Boston would follow San Francisco's lead. (If only its baseball team could do the same.)

Fenway photo uploaded by Robert Linsdell on flickr

Fenway Photo by Robert Linsdell on Flickr/Creative Commons

Mayor Marty Walsh wants to rid the city’s ballfields, big and small, of smokeless tobacco.

Walsh announced Wednesday his proposal for banning snuff and chewing tobacco from Fenway Park and Boston’s other professional and amateur venues alongside Red Sox great Curt Schilling and public health officials at a podium situated on home plate at South Boston’s Moakley Field.

Walsh said he will file an ordinance with the City Council next Monday.

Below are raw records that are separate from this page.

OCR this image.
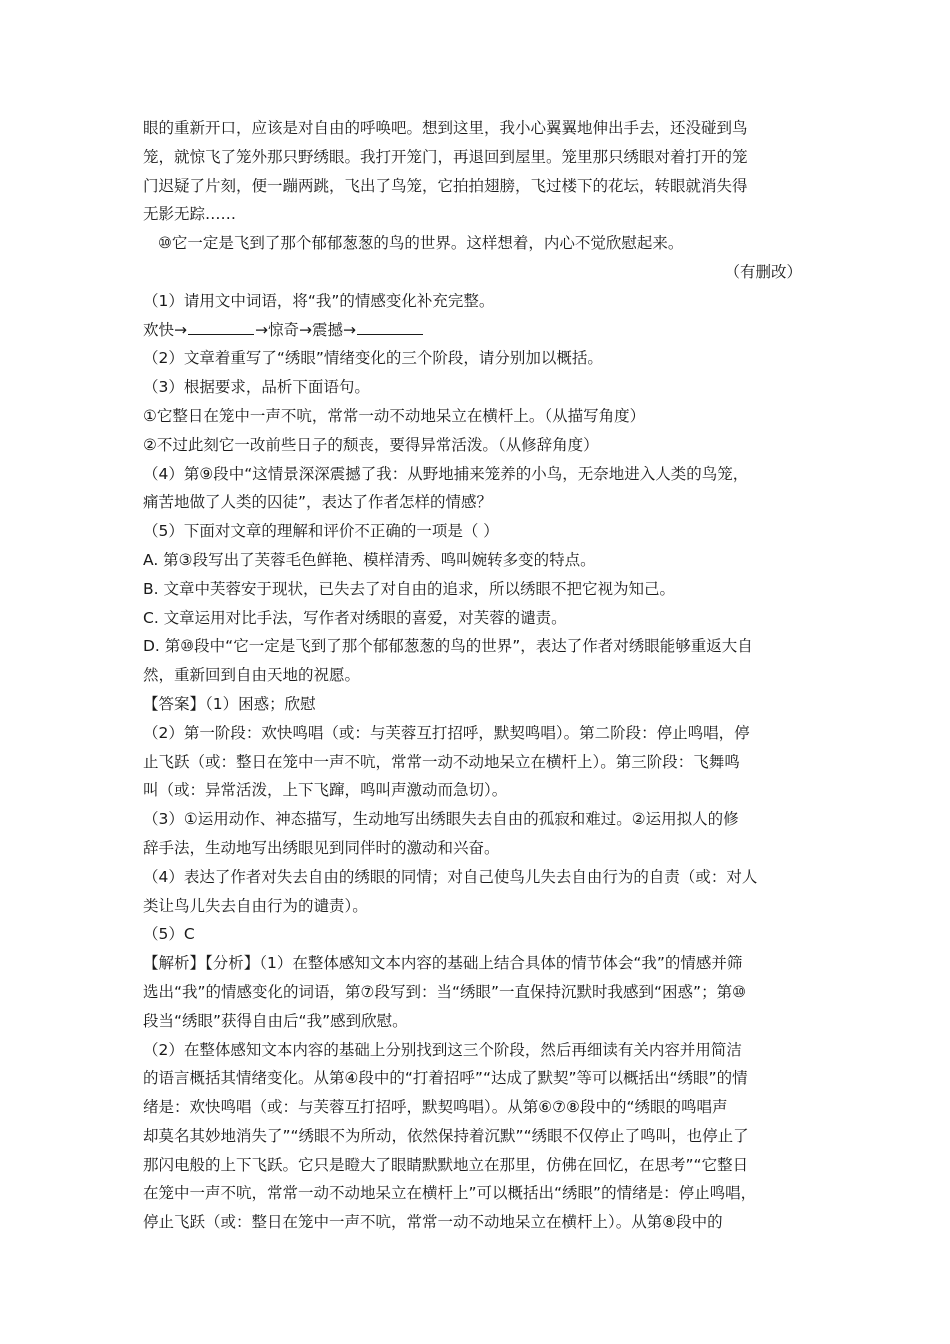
眼的重新开口，应该是对自由的呼唤吧。想到这里，我小心翼翼地伸出手去，还没碰到鸟
笼，就惊飞了笼外那只野绣眼。我打开笼门，再退回到屋里。笼里那只绣眼对着打开的笼
门迟疑了片刻，便一蹦两跳，飞出了鸟笼，它拍拍翅膀，飞过楼下的花坛，转眼就消失得
无影无踪……
⑩它一定是飞到了那个郁郁葱葱的鸟的世界。这样想着，内心不觉欣慰起来。
（有删改）
（1）请用文中词语，将“我”的情感变化补充完整。
欢快→	→惊奇→震撼→
（2）文章着重写了“绣眼”情绪变化的三个阶段，请分别加以概括。
（3）根据要求，品析下面语句。
①它整日在笼中一声不吭，常常一动不动地呆立在横杆上。（从描写角度）
②不过此刻它一改前些日子的颓丧，要得异常活泼。（从修辞角度）
（4）第⑨段中“这情景深深震撼了我：从野地捕来笼养的小鸟，无奈地进入人类的鸟笼，
痛苦地做了人类的囚徒”，表达了作者怎样的情感？
（5）下面对文章的理解和评价不正确的一项是（ ）
A. 第③段写出了芙蓉毛色鲜艳、模样清秀、鸣叫婉转多变的特点。
B. 文章中芙蓉安于现状，已失去了对自由的追求，所以绣眼不把它视为知己。
C. 文章运用对比手法，写作者对绣眼的喜爱，对芙蓉的谴责。
D. 第⑩段中“它一定是飞到了那个郁郁葱葱的鸟的世界”，表达了作者对绣眼能够重返大自
然，重新回到自由天地的祝愿。
【答案】（1）困惑；欣慰
（2）第一阶段：欢快鸣唱（或：与芙蓉互打招呼，默契鸣唱）。第二阶段：停止鸣唱，停
止飞跃（或：整日在笼中一声不吭，常常一动不动地呆立在横杆上）。第三阶段：飞舞鸣
叫（或：异常活泼，上下飞蹿，鸣叫声激动而急切）。
（3）①运用动作、神态描写，生动地写出绣眼失去自由的孤寂和难过。②运用拟人的修
辞手法，生动地写出绣眼见到同伴时的激动和兴奋。
（4）表达了作者对失去自由的绣眼的同情；对自己使鸟儿失去自由行为的自责（或：对人
类让鸟儿失去自由行为的谴责）。
（5）C
【解析】【分析】（1）在整体感知文本内容的基础上结合具体的情节体会“我”的情感并筛
选出“我”的情感变化的词语，第⑦段写到：当“绣眼”一直保持沉默时我感到“困惑”；第⑩
段当“绣眼”获得自由后“我”感到欣慰。
（2）在整体感知文本内容的基础上分别找到这三个阶段，然后再细读有关内容并用简洁
的语言概括其情绪变化。从第④段中的“打着招呼”“达成了默契”等可以概括出“绣眼”的情
绪是：欢快鸣唱（或：与芙蓉互打招呼，默契鸣唱）。从第⑥⑦⑧段中的“绣眼的鸣唱声
却莫名其妙地消失了”“绣眼不为所动，依然保持着沉默”“绣眼不仅停止了鸣叫，也停止了
那闪电般的上下飞跃。它只是瞪大了眼睛默默地立在那里，仿佛在回忆，在思考”“它整日
在笼中一声不吭，常常一动不动地呆立在横杆上”可以概括出“绣眼”的情绪是：停止鸣唱，
停止飞跃（或：整日在笼中一声不吭，常常一动不动地呆立在横杆上）。从第⑧段中的
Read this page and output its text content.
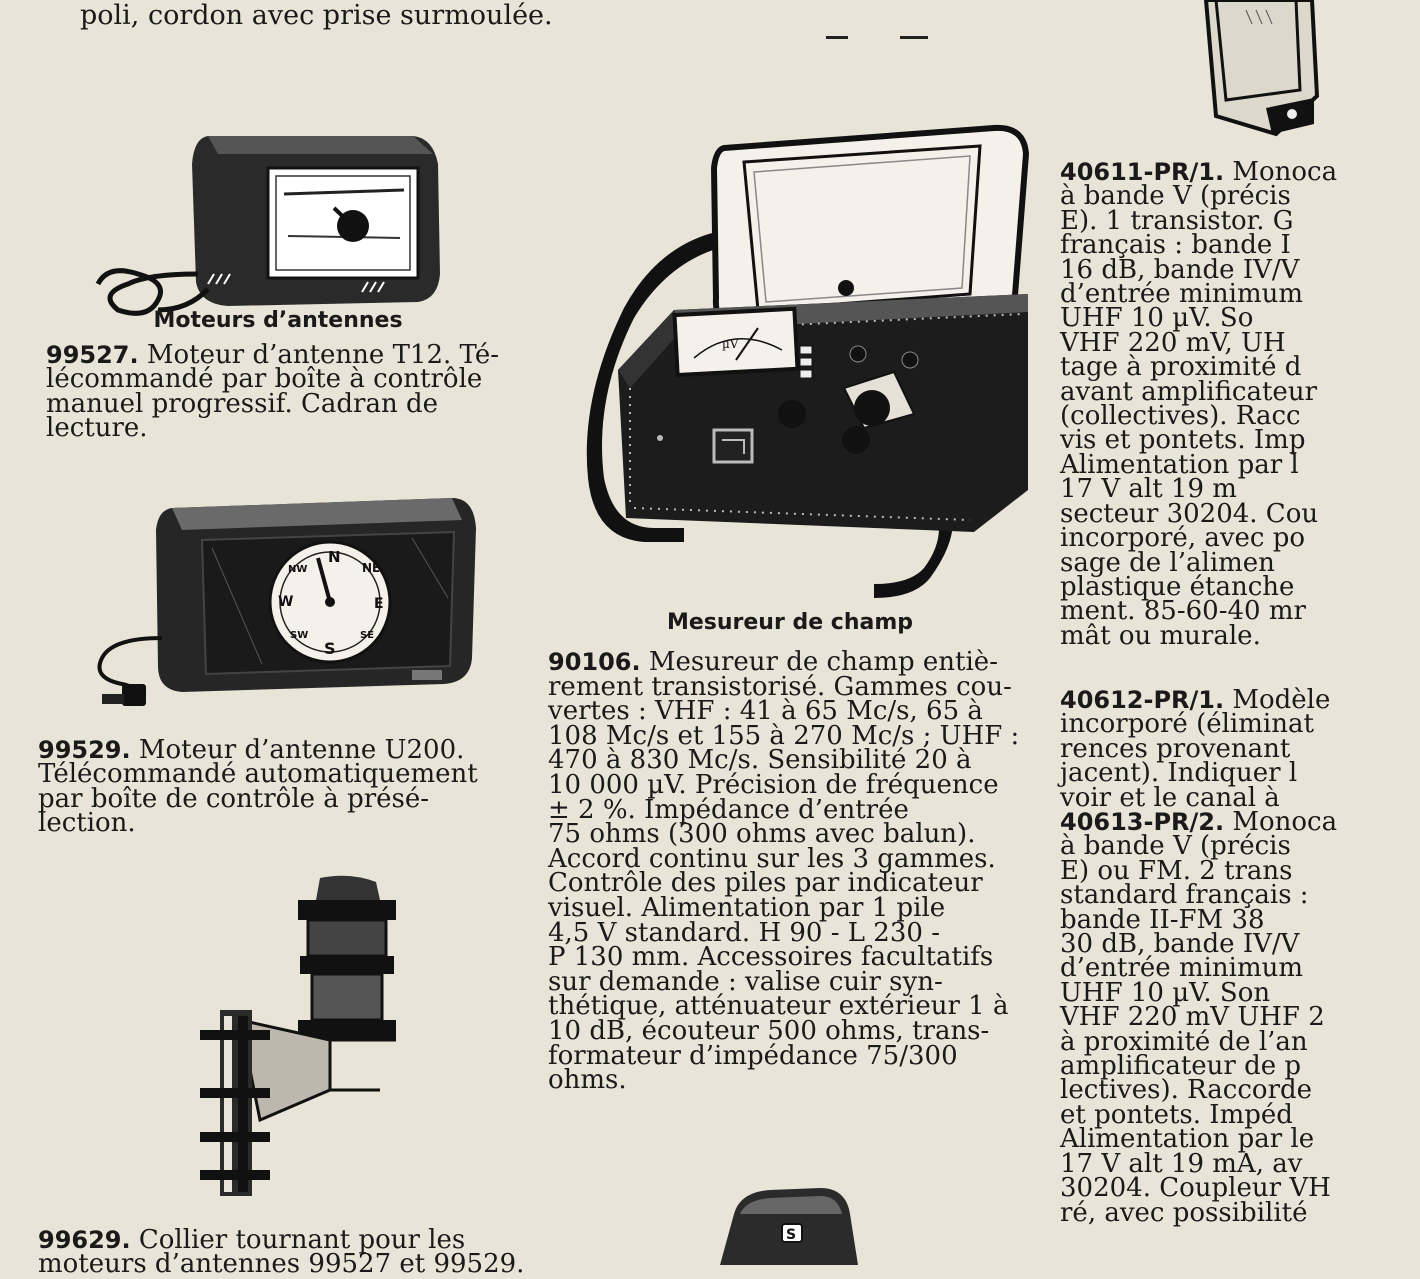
poli, cordon avec prise surmoulée.

Moteurs d’antennes

99527. Moteur d’antenne T12. Té-
lécommandé par boîte à contrôle
manuel progressif. Cadran de
lecture.

N
NE
E
SE
S
SW
W
NW

99529. Moteur d’antenne U200.
Télécommandé automatiquement
par boîte de contrôle à présé-
lection.

99629. Collier tournant pour les
moteurs d’antennes 99527 et 99529.

µV
Mesureur de champ

90106. Mesureur de champ entiè-
rement transistorisé. Gammes cou-
vertes : VHF : 41 à 65 Mc/s, 65 à
108 Mc/s et 155 à 270 Mc/s ; UHF :
470 à 830 Mc/s. Sensibilité 20 à
10 000 µV. Précision de fréquence
± 2 %. Impédance d’entrée
75 ohms (300 ohms avec balun).
Accord continu sur les 3 gammes.
Contrôle des piles par indicateur
visuel. Alimentation par 1 pile
4,5 V standard. H 90 - L 230 -
P 130 mm. Accessoires facultatifs
sur demande : valise cuir syn-
thétique, atténuateur extérieur 1 à
10 dB, écouteur 500 ohms, trans-
formateur d’impédance 75/300
ohms.

S

40611-PR/1. Monoca
à bande V (précis
E). 1 transistor. G
français : bande I
16 dB, bande IV/V
d’entrée minimum
UHF 10 µV. So
VHF 220 mV, UH
tage à proximité d
avant amplificateur
(collectives). Racc
vis et pontets. Imp
Alimentation par l
17 V alt 19 m
secteur 30204. Cou
incorporé, avec po
sage de l’alimen
plastique étanche
ment. 85-60-40 mr
mât ou murale.

40612-PR/1. Modèle
incorporé (éliminat
rences provenant
jacent). Indiquer l
voir et le canal à

40613-PR/2. Monoca
à bande V (précis
E) ou FM. 2 trans
standard français :
bande II-FM 38
30 dB, bande IV/V
d’entrée minimum
UHF 10 µV. Son
VHF 220 mV UHF 2
à proximité de l’an
amplificateur de p
lectives). Raccorde
et pontets. Impéd
Alimentation par le
17 V alt 19 mA, av
30204. Coupleur VH
ré, avec possibilité
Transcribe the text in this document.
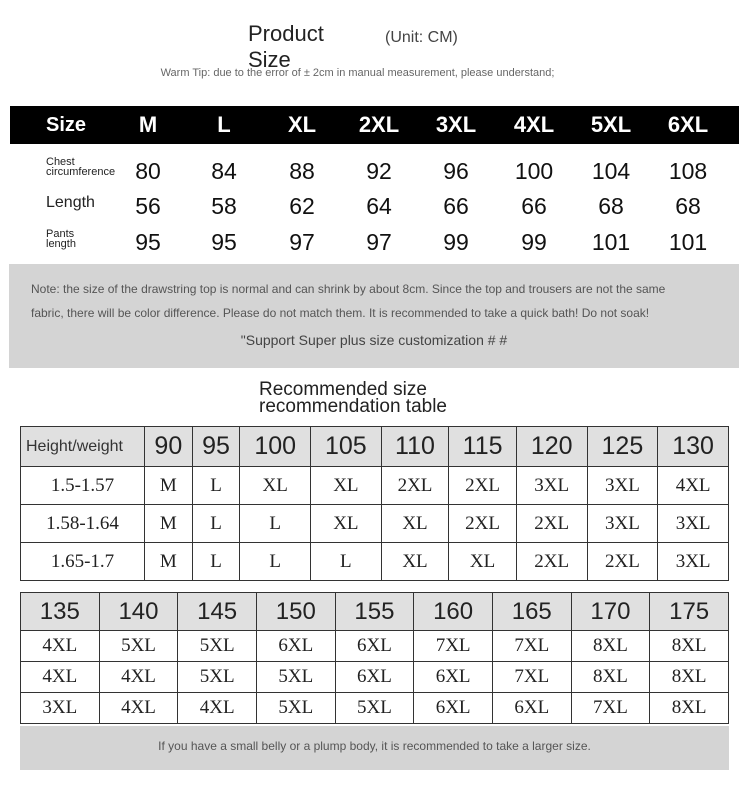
Product
Size
(Unit: CM)
Warm Tip: due to the error of ± 2cm in manual measurement, please understand;
Size	M	L	XL	2XL	3XL	4XL	5XL	6XL
Chest circumference 80	84	88	92	96	100	104	108
Length	56	58	62	64	66	66	68	68
Pants length	95	95	97	97	99	99	101	101
Note: the size of the drawstring top is normal and can shrink by about 8cm. Since the top and trousers are not the same
fabric, there will be color difference. Please do not match them. It is recommended to take a quick bath! Do not soak!
"Support Super plus size customization # #
Recommended size
recommendation table
Height/weight	90	95	100	105	110	115	120	125	130
1.5-1.57	M	L	XL	XL	2XL	2XL	3XL	3XL	4XL
1.58-1.64	M	L	L	XL	XL	2XL	2XL	3XL	3XL
1.65-1.7	M	L	L	L	XL	XL	2XL	2XL	3XL
135	140	145	150	155	160	165	170	175
4XL	5XL	5XL	6XL	6XL	7XL	7XL	8XL	8XL
4XL	4XL	5XL	5XL	6XL	6XL	7XL	8XL	8XL
3XL	4XL	4XL	5XL	5XL	6XL	6XL	7XL	8XL
If you have a small belly or a plump body, it is recommended to take a larger size.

If successful, the measure would go into effect April 1, 2016, making Boston the second major city to ban smokeless tobacco from its ballparks after San Francisco, which did so in May.

“Our baseball parks are places for creating healthy futures, and this ordinance is about doing the right thing as a community for our young people,” Walsh said in a statement. “The consequences of smokeless tobacco are real, and we must do all that we can to set an example.”

The ordinance would cover professional, collegiate, high school or organized amateur sporting events, banning “cut, ground, powdered, or leaf tobacco and is intended to be placed in the oral or nasal cavity.” Violators would be subject to a $250 fine.

Schilling, who was diagnosed and treated for mouth cancer, blames chewing tobacco. “You will brush your teeth and your mouth will bleed,” he wrote in a letter to his 16-year-old self on Derek Jeter’s Players Tribune. “Not light blood from your gums, but darker blood from deeper inside your mouth. That’s the chew destroying your tissue. You will get message after message, but your addiction will always win, until it wins the biggest battle.”